Psalms 139:15 - Joseph Benson’s Commentary on the Old and New Testaments

Bible Comments

My substance was not hid from thee Hebrews עצמי, my bone. So the LXX. το οστουν μου. Bone may be here taken collectively for bones, or, rather for the whole fabric of the bones: or may be put synecdochically for the whole body, as being the most substantial part of it, as in Psalms 35:10. When I was made in secret In the womb; termed, in the next clause, in the lowest parts of the earth, in a place as remote from human eyes as the lowest parts of the earth are. He seems to allude to plants and flowers, the roots and first rudiments of which are formed under ground. And curiously wrought Exquisitely composed of bones, muscles, sinews, arteries, veins, nerves, and other parts, all framed with such wonderful skill, that even heathen, upon the contemplation of the human body in all its parts, and observing how admirably they were formed for beauty and use, have broken forth into admiration and adoration of the Creator. The word רקמתי, here rendered, curiously wrought, signifies, embroidered, or, wrought with a needle. “The process,” says Dr. Horne, “whereby the fœtus is gradually formed and matured for the birth, is compared to that of a piece of work wrought with a needle, or fashioned in the loom; which, with its beautiful variety of colour, and proportion of figure, ariseth, by degrees, to perfection, under the hand of the artist.”

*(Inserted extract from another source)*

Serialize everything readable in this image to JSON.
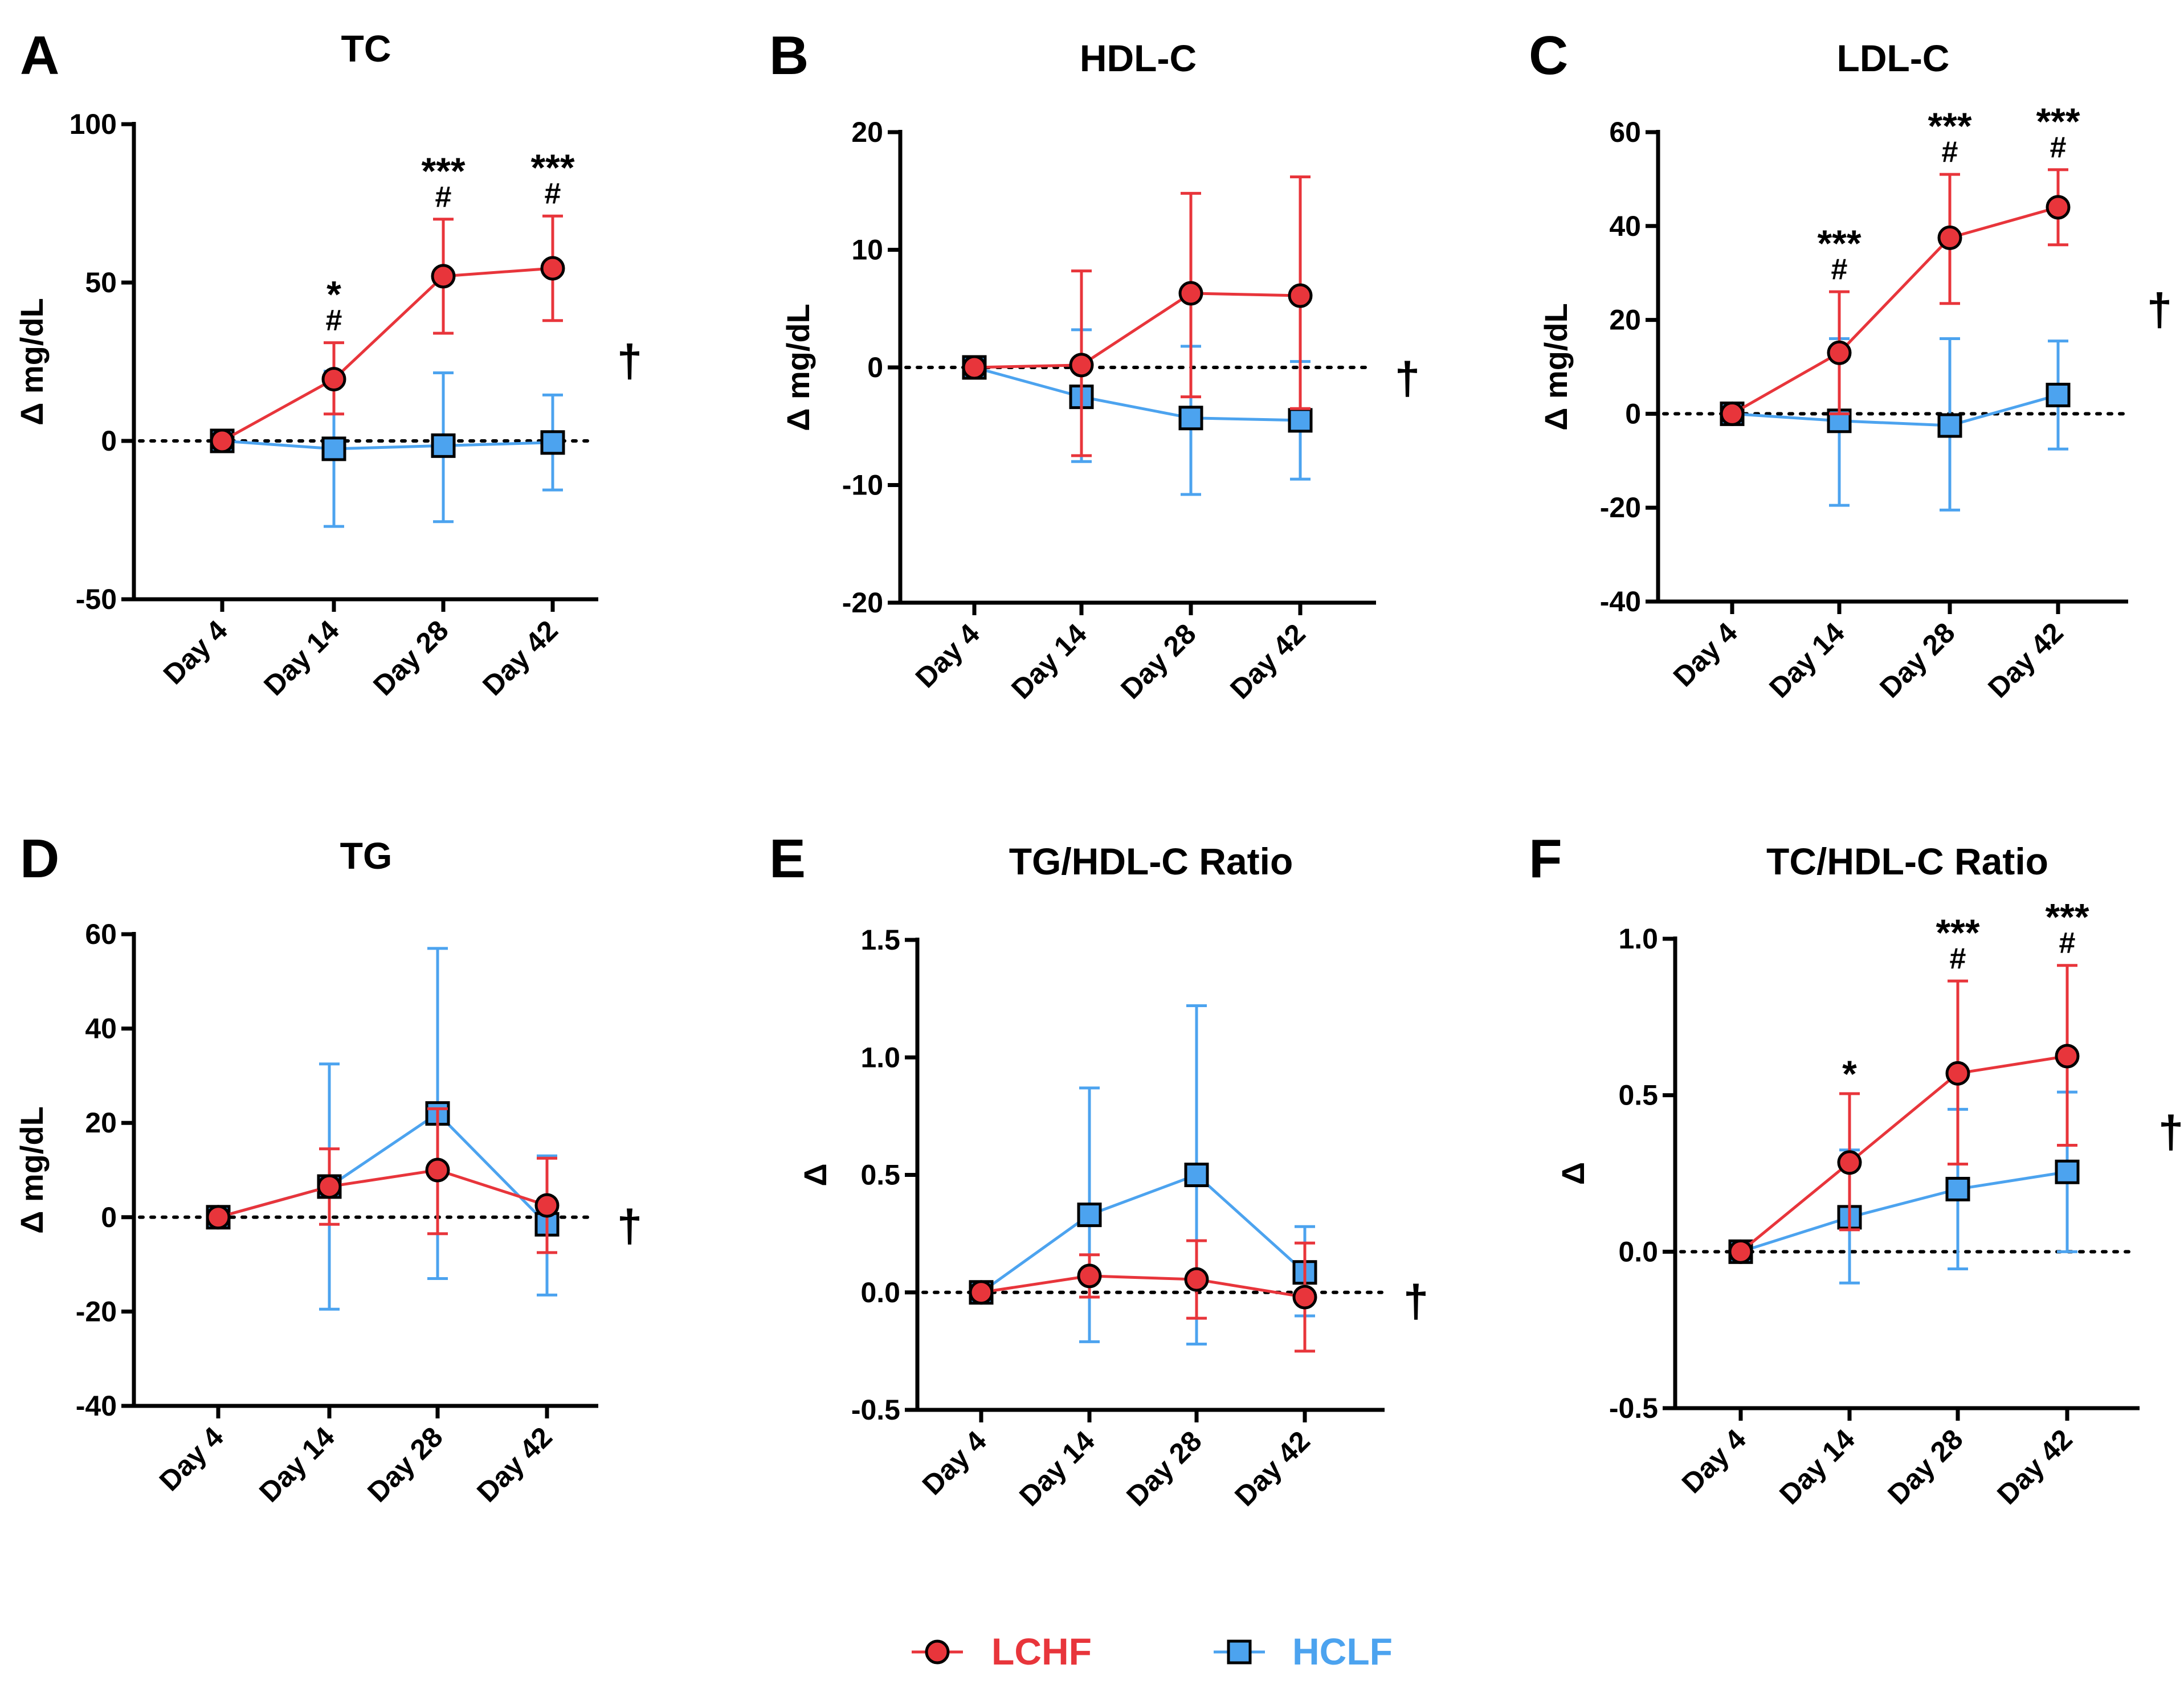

Thus also Bishop Lowth, speaking of metaphors in the Hebrew poetry, taken from things sacred, observes, “In that most perfect hymn, where the immensity of the Omnipresent Deity, and the admirable wisdom of the Divine Artificer, in framing the human body, are celebrated, the poet uses a remarkable metaphor drawn from the nicest tapestry work; When I was wrought as with a needle, &c. He who remarks this, and at the same time reflects on the wonderful composition of the human body, the various implication of veins, arteries, fibres, membranes, and the inexplicable texture of the whole frame, will immediately understand the beauty and elegance of this most apt expression. But he will not attain the whole force and dignity of it, unless he also considers that the most artful embroidery with the needle was dedicated, by the Hebrews, to the service of the sanctuary; and that the proper and singular use of this work was, by the immediate prescript of the divine law, applied in a certain part of the high- priest's dress, and in the curtains of the tabernacle. So that the psalmist may well be supposed to have compared the wisdom of the Divine Artificer particularly with that specimen of human art, whose dignity was, through religion, the highest, and whose elegance was so exquisite, that the sacred writer seems to attribute it to a divine inspiration.” Lowth's Eighth Prelection.

Psalms 139:15

15 My substancec was not hid from thee, when I was made in secret, and curiously wrought in the lowest parts of the earth.